Procedo a raccogliere i materiali indispensabili a riparare il mio corpo danneggiato e la navetta che mi permetterà di abbandonare questo luogo. Mi allontano non più di un chilometro, non mi fido a lasciare la navetta incustodita e non posso conoscere quali minacce si annidato su queste terre aliene. Frantumo rocce estraendone i minerali. Incontro i segni del passaggio di qualche esploratore, ma ormai non è rimasto nessuno. Sono solo.



Continuo il mio pellegrinaggio senza meta. Non sento più la voce dell'Atlante. Che ne sarà di me? Perso su un mondo sconosciuto e dimenticato.
Calpesto l'erba e osservo la condensa che si raccoglie sulle mie gambe metalliche. Sta scendendo la notte e nuove sfumature ispirano la mia mente.
È nel momento in cui vedo una roccia svettare fiera contro il cielo che decido di battezzare questo luogo con un nome che possa ispirarmi: Magellano.



Nella mia mente sono immagazzinati milioni e milioni di dati, su ogni minerale, animale o vegetale che abbia mai incontrato, ma solo adesso queste nozioni acquistano un senso. Solo grazie all'Atlante riesco a capire la bellezza delle ombre che danzano al chiarore delle lune di questo mondo, la musica del frusciare delle foglie, le sfumature emotive dei versi delle bestie.

In quel momento succede: sto risalendo una collina erbosa e vedo un essere che cammina fiero, la cui sagoma si staglia contro il cielo infinito. In questo momento, come mai prima, invidio gli esseri di carne e vorrei poter piangere di gioia per render tributo alla meraviglia che chiamano vita.



Finalmente ho raccolto materiali a sufficienza per lasciare il pianeta e perdermi nelle immensità del cosmo. Eppure... qualcosa mi frena. È qualcosa che provo, qualcosa che sento. Credo di non voler decollare, credo di non voler abbandonare questo luogo, dove ho cominciato a capire chi sono veramente...

Sono fermo da ore e infine decido di muovermi. Abbandonerò il primo mondo di cui ho ricordo e memorizzo un'istantanea del luogo in cui sono rinato. Qui sono precipitato. Da qui ripartirò.



I materiali raccolti sono stati sufficienti non solo a riparare la navetta ma anche a spingerla a velocità impulso. Attraverso le nuvole e gli strati superiori dell'atmosfera di Magellano e poi più su, fino a vedere le stelle. Viro la nave per dare uno sguardo al posto che chiamo Casa.
Come è possibile tanta bellezza?



Raggiungo il pianeta vicino. Spero di prendere contatto con qualche forma di vita evoluta. Ho bisogno di ritrovare il contatto con l'Atlante, forse un po' di aiuto mi sarebbe utile.
Scendo su un pianeta caldo e desertico. È molto diverso da Magellano eppure questi cieli ambrati, le strutture coralline e le imponenti creature che fluttuano nel cielo lo rendono uno spettacolo incredibile.

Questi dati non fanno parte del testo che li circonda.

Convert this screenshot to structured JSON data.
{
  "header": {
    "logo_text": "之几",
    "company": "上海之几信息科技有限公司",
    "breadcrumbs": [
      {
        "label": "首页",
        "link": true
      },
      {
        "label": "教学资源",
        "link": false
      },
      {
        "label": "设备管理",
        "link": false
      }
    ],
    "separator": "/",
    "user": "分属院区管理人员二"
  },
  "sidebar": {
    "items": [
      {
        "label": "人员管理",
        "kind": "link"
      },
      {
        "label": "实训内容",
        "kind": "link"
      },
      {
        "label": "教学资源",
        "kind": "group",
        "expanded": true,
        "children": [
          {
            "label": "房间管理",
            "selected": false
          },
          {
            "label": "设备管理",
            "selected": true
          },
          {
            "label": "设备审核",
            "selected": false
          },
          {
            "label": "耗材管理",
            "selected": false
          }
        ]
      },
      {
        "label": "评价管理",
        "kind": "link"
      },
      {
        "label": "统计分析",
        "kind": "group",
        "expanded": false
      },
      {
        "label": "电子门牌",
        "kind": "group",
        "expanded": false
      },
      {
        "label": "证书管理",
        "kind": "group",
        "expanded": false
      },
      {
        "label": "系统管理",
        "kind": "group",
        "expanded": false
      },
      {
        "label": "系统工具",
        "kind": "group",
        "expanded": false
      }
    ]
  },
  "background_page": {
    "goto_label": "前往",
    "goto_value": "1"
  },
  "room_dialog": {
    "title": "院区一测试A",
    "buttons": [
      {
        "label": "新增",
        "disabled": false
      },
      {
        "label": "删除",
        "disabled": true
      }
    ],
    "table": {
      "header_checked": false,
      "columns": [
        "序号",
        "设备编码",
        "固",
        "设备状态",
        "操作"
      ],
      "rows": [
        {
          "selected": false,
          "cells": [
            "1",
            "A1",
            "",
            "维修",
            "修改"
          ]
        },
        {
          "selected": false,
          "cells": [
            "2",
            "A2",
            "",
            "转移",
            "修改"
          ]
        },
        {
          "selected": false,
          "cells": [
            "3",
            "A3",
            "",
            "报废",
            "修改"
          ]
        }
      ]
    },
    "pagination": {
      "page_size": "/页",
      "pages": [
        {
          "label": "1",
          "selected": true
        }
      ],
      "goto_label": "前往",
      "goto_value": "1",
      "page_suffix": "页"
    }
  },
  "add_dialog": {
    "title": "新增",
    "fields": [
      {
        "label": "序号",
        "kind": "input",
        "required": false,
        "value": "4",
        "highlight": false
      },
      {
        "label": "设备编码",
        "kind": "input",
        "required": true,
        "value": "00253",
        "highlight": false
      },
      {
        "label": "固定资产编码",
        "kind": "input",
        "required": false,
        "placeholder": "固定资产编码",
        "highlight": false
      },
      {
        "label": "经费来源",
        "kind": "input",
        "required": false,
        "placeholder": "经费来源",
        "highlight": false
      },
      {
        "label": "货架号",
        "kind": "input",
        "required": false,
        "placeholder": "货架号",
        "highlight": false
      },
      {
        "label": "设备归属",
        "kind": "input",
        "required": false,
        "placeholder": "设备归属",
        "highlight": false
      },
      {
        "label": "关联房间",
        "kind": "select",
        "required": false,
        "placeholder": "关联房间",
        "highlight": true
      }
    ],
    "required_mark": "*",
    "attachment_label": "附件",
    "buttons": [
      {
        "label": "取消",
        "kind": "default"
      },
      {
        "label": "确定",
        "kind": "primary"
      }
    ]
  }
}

Ancora nessuna traccia di vita evoluta, ma trovo i segni di un passato antico e fulgido. Le antiche rovine di una civiltà avanzata. Interagisco con essa e alcuni dei vocaboli che prima mi erano incomprensibili ora mi sono noti. Se ci sono altri dispositivi di questo tipo, farò mia la conoscenza di questa lingua aliena.



Continuo a girovagare, raccogliendo materiali utili ma soprattutto rintracciando i monoliti e le steli disseminate ogni dove, su questo globo, che stanno aggiungendo vocaboli della lingua antica al mio dizionario. Su una di queste rovine ancestrali, trovo un enorme globo dorato. Pare non avere nessuna funzione specifica. Sento un impulso strano, qualcosa che non avevo mai provato prima. Spingo il globo già dal parapetto e lo faccio rotolare fino al bordo di un declivio e infine lo lascio precipitare lungo la parete scoscesa. Mentre guardo il globo, che lanciato nella sua folle corsa spaventa le bestie, un fremito elettrico guizza fra i miei circuiti. Credo che gli umani lo chiamerebbero: divertimento.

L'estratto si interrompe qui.